Vice Finance Minister Zhu Guangyao said at a briefing in Beijing on Friday that regulators are drafting detailed rules to allow up to 51% foreign ownership in certain financial institutions including securities ventures and life-insurance companies, with caps to be gradually eased further in future.

Overseas banks are currently restricted to 49% ownership of domestic Chinese securities joint ventures, an impediment which prompted JP Morgan Chase & Co. to withdraw from its China venture.

The announcement follows a statement made by the Chinese foreign ministry on Thursday, indicating that restrictions on foreign access to China’s banking, insurance, securities and funds sectors would be “substantially” eased.

“This is a milestone in China’s progress of opening up its economy,” said Larry Hu, head of China economics at Macquarie Securities Ltd. in Hong Kong to Bloomberg. “China and the US are in a business and trade cooperation rather than confrontation.”

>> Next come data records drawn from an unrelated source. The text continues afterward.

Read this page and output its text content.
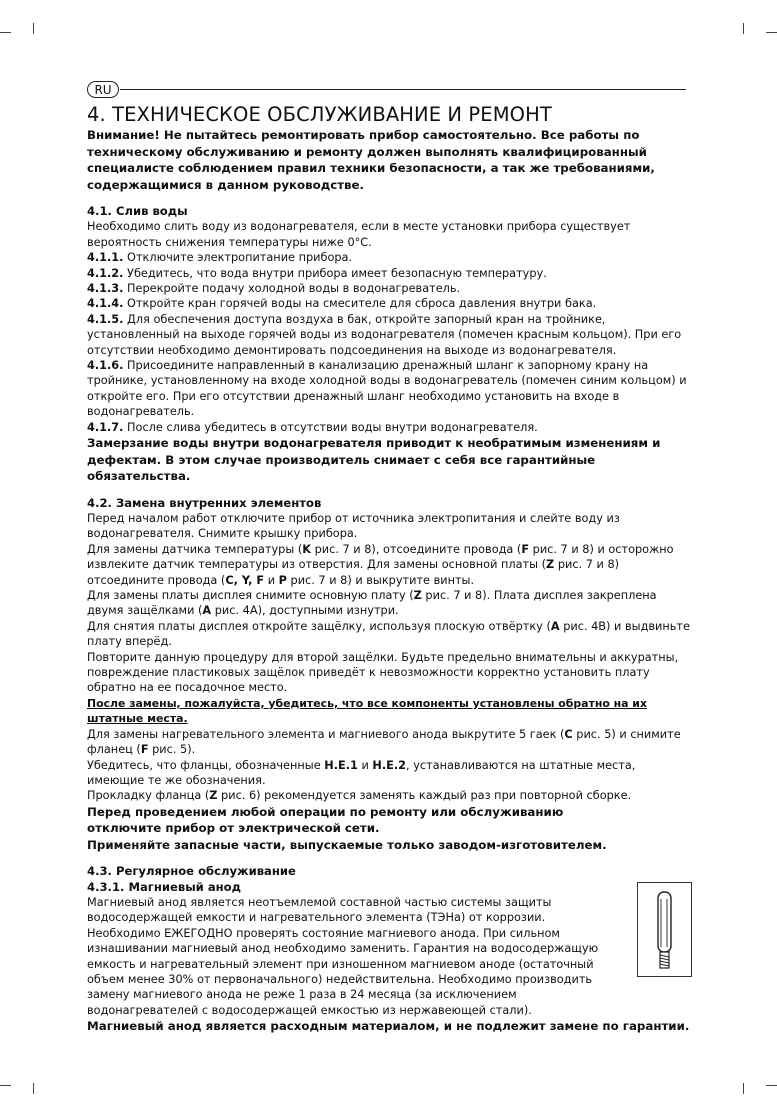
RU
4. ТЕХНИЧЕСКОЕ ОБСЛУЖИВАНИЕ И РЕМОНТ

Внимание! Не пытайтесь ремонтировать прибор самостоятельно. Все работы по техническому обслуживанию и ремонту должен выполнять квалифицированный специалисте соблюдением правил техники безопасности, а так же требованиями, содержащимися в данном руководстве.

4.1. Слив воды

Необходимо слить воду из водонагревателя, если в месте установки прибора существует вероятность снижения температуры ниже 0°С.

4.1.1. Отключите электропитание прибора.

4.1.2. Убедитесь, что вода внутри прибора имеет безопасную температуру.

4.1.3. Перекройте подачу холодной воды в водонагреватель.

4.1.4. Откройте кран горячей воды на смесителе для сброса давления внутри бака.

4.1.5. Для обеспечения доступа воздуха в бак, откройте запорный кран на тройнике, установленный на выходе горячей воды из водонагревателя (помечен красным кольцом). При его отсутствии необходимо демонтировать подсоединения на выходе из водонагревателя.

4.1.6. Присоедините направленный в канализацию дренажный шланг к запорному крану на тройнике, установленному на входе холодной воды в водонагреватель (помечен синим кольцом) и откройте его. При его отсутствии дренажный шланг необходимо установить на входе в водонагреватель.

4.1.7. После слива убедитесь в отсутствии воды внутри водонагревателя.

Замерзание воды внутри водонагревателя приводит к необратимым изменениям и дефектам. В этом случае производитель снимает с себя все гарантийные обязательства.

4.2. Замена внутренних элементов

Перед началом работ отключите прибор от источника электропитания и слейте воду из водонагревателя. Снимите крышку прибора.

Для замены датчика температуры (K рис. 7 и 8), отсоедините провода (F рис. 7 и 8) и осторожно извлеките датчик температуры из отверстия. Для замены основной платы (Z рис. 7 и 8) отсоедините провода (С, Y, F и Р рис. 7 и 8) и выкрутите винты.

Для замены платы дисплея снимите основную плату (Z рис. 7 и 8). Плата дисплея закреплена двумя защёлками (А рис. 4А), доступными изнутри.

Для снятия платы дисплея откройте защёлку, используя плоскую отвёртку (А рис. 4В) и выдвиньте плату вперёд.

Повторите данную процедуру для второй защёлки. Будьте предельно внимательны и аккуратны, повреждение пластиковых защёлок приведёт к невозможности корректно установить плату обратно на ее посадочное место.

После замены, пожалуйста, убедитесь, что все компоненты установлены обратно на их штатные места.

Для замены нагревательного элемента и магниевого анода выкрутите 5 гаек (C рис. 5) и снимите фланец (F рис. 5).

Убедитесь, что фланцы, обозначенные Н.Е.1 и Н.Е.2, устанавливаются на штатные места, имеющие те же обозначения.

Прокладку фланца (Z рис. 6) рекомендуется заменять каждый раз при повторной сборке.

Перед проведением любой операции по ремонту или обслуживанию отключите прибор от электрической сети.

Применяйте запасные части, выпускаемые только заводом-изготовителем.

4.3. Регулярное обслуживание

4.3.1. Магниевый анод

Магниевый анод является неотъемлемой составной частью системы защиты водосодержащей емкости и нагревательного элемента (ТЭНа) от коррозии. Необходимо ЕЖЕГОДНО проверять состояние магниевого анода. При сильном изнашивании магниевый анод необходимо заменить. Гарантия на водосодержащую емкость и нагревательный элемент при изношенном магниевом аноде (остаточный объем менее 30% от первоначального) недействительна. Необходимо производить замену магниевого анода не реже 1 раза в 24 месяца (за исключением водонагревателей с водосодержащей емкостью из нержавеющей стали).

Магниевый анод является расходным материалом, и не подлежит замене по гарантии.
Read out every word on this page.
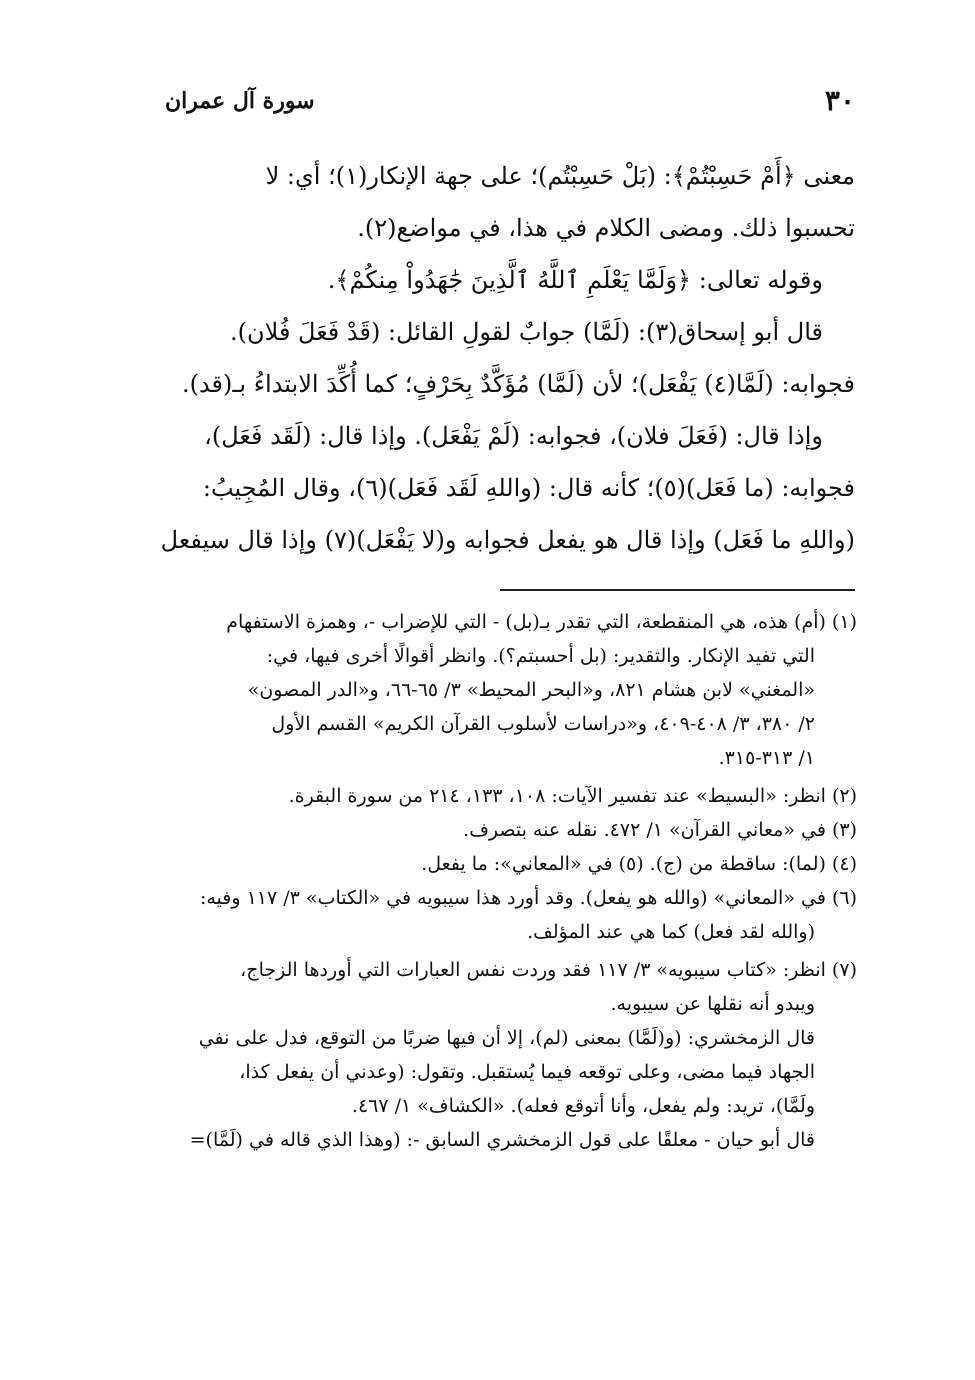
٣٠
سورة آل عمران
معنى ﴿أَمْ حَسِبْتُمْ﴾: (بَلْ حَسِبْتُم)؛ على جهة الإنكار(١)؛ أي: لا
تحسبوا ذلك. ومضى الكلام في هذا، في مواضع(٢).
وقوله تعالى: ﴿وَلَمَّا يَعْلَمِ ٱللَّهُ ٱلَّذِينَ جَٰهَدُواْ مِنكُمْ﴾.
قال أبو إسحاق(٣): (لَمَّا) جوابٌ لقولِ القائل: (قَدْ فَعَلَ فُلان).
فجوابه: (لَمَّا(٤) يَفْعَل)؛ لأن (لَمَّا) مُؤَكَّدٌ بِحَرْفٍ؛ كما أُكِّدَ الابتداءُ بـ(قد).
وإذا قال: (فَعَلَ فلان)، فجوابه: (لَمْ يَفْعَل). وإذا قال: (لَقَد فَعَل)،
فجوابه: (ما فَعَل)(٥)؛ كأنه قال: (واللهِ لَقَد فَعَل)(٦)، وقال المُجِيبُ:
(واللهِ ما فَعَل) وإذا قال هو يفعل فجوابه و(لا يَفْعَل)(٧) وإذا قال سيفعل
(١) (أم) هذه، هي المنقطعة، التي تقدر بـ(بل) - التي للإضراب -، وهمزة الاستفهام
التي تفيد الإنكار. والتقدير: (بل أحسبتم؟). وانظر أقوالًا أخرى فيها، في:
«المغني» لابن هشام ٨٢١، و«البحر المحيط» ٣/ ٦٥-٦٦، و«الدر المصون»
٢/ ٣٨٠، ٣/ ٤٠٨-٤٠٩، و«دراسات لأسلوب القرآن الكريم» القسم الأول
١/ ٣١٣-٣١٥.
(٢) انظر: «البسيط» عند تفسير الآيات: ١٠٨، ١٣٣، ٢١٤ من سورة البقرة.
(٣) في «معاني القرآن» ١/ ٤٧٢. نقله عنه بتصرف.
(٤) (لما): ساقطة من (ج). (٥) في «المعاني»: ما يفعل.
(٦) في «المعاني» (والله هو يفعل). وقد أورد هذا سيبويه في «الكتاب» ٣/ ١١٧ وفيه:
(والله لقد فعل) كما هي عند المؤلف.
(٧) انظر: «كتاب سيبويه» ٣/ ١١٧ فقد وردت نفس العبارات التي أوردها الزجاج،
ويبدو أنه نقلها عن سيبويه.
قال الزمخشري: (و(لَمَّا) بمعنى (لم)، إلا أن فيها ضربًا من التوقع، فدل على نفي
الجهاد فيما مضى، وعلى توقعه فيما يُستقبل. وتقول: (وعدني أن يفعل كذا،
ولَمَّا)، تريد: ولم يفعل، وأنا أتوقع فعله). «الكشاف» ١/ ٤٦٧.
قال أبو حيان - معلقًا على قول الزمخشري السابق -: (وهذا الذي قاله في (لَمَّا)=
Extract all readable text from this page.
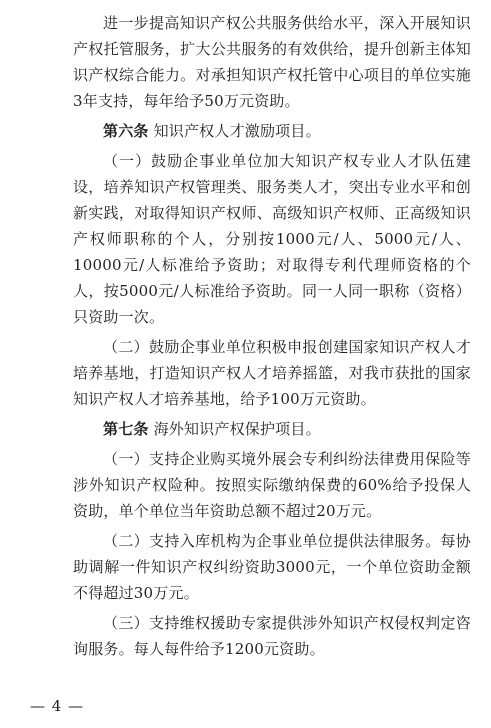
进一步提高知识产权公共服务供给水平，深入开展知识产权托管服务，扩大公共服务的有效供给，提升创新主体知识产权综合能力。对承担知识产权托管中心项目的单位实施3年支持，每年给予50万元资助。

第六条 知识产权人才激励项目。

（一）鼓励企事业单位加大知识产权专业人才队伍建设，培养知识产权管理类、服务类人才，突出专业水平和创新实践，对取得知识产权师、高级知识产权师、正高级知识产权师职称的个人，分别按1000元/人、5000元/人、10000元/人标准给予资助；对取得专利代理师资格的个人，按5000元/人标准给予资助。同一人同一职称（资格）只资助一次。

（二）鼓励企事业单位积极申报创建国家知识产权人才培养基地，打造知识产权人才培养摇篮，对我市获批的国家知识产权人才培养基地，给予100万元资助。

第七条 海外知识产权保护项目。

（一）支持企业购买境外展会专利纠纷法律费用保险等涉外知识产权险种。按照实际缴纳保费的60%给予投保人资助，单个单位当年资助总额不超过20万元。

（二）支持入库机构为企事业单位提供法律服务。每协助调解一件知识产权纠纷资助3000元，一个单位资助金额不得超过30万元。

（三）支持维权援助专家提供涉外知识产权侵权判定咨询服务。每人每件给予1200元资助。

— 4 —
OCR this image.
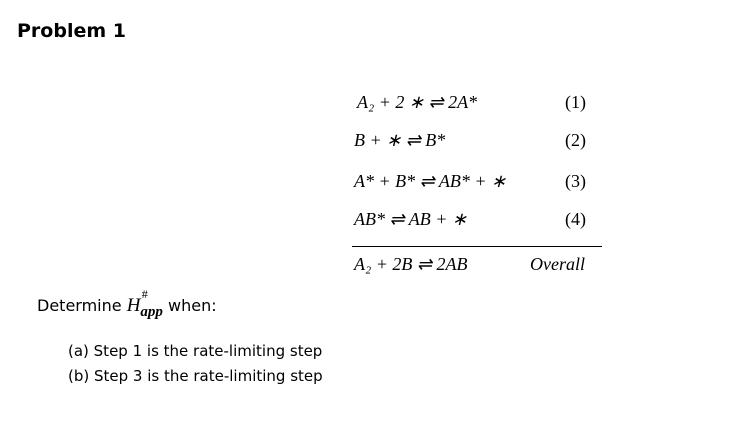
Problem 1
A₂ + 2 ∗ ⇌ 2A*	(1)
B + ∗ ⇌ B*	(2)
A* + B* ⇌ AB* + ∗	(3)
AB* ⇌ AB + ∗	(4)
A₂ + 2B ⇌ 2AB	Overall
Determine H
#
$_{app}$ when:
(a) Step 1 is the rate-limiting step
(b) Step 3 is the rate-limiting step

China’s top policymakers have sent strong signals throughout the course of 2017 that they plan to further open the country’s $40 trillion strong finance sector.

At the 19th National Chinese Communist Party Congress Guo Shuqing, the head of China’s banking regulator, emphasised the need for China to open its finance sector further.

Guo that the declining market share of foreign banks in China boded poorly for competition, and that overseas lenders would be given “more room” when it comes to ownership and business scope.

In June central bank governor Zhou Xiaochuan said at the Lujiazui forum that China’s finance sector needed to be further liberalised and opened up to foreign capital, in order to improve its efficiency and reduce risk.

“The experience of many countries including China itself clearly indicates that protectionism leads to sloth…[we] must firmly walk along the path of external reform. From the experience of opening up of the manufacturing and services sector we can deduce that the financial sector is no exception, and the similar application of competitive and opening principles will enable the financial sector to see even better development,” said Zhou.

Sources said to Bloomberg in September that that the Chinese central bank was working on a raft of proposals to further liberalise the banking and finance sector.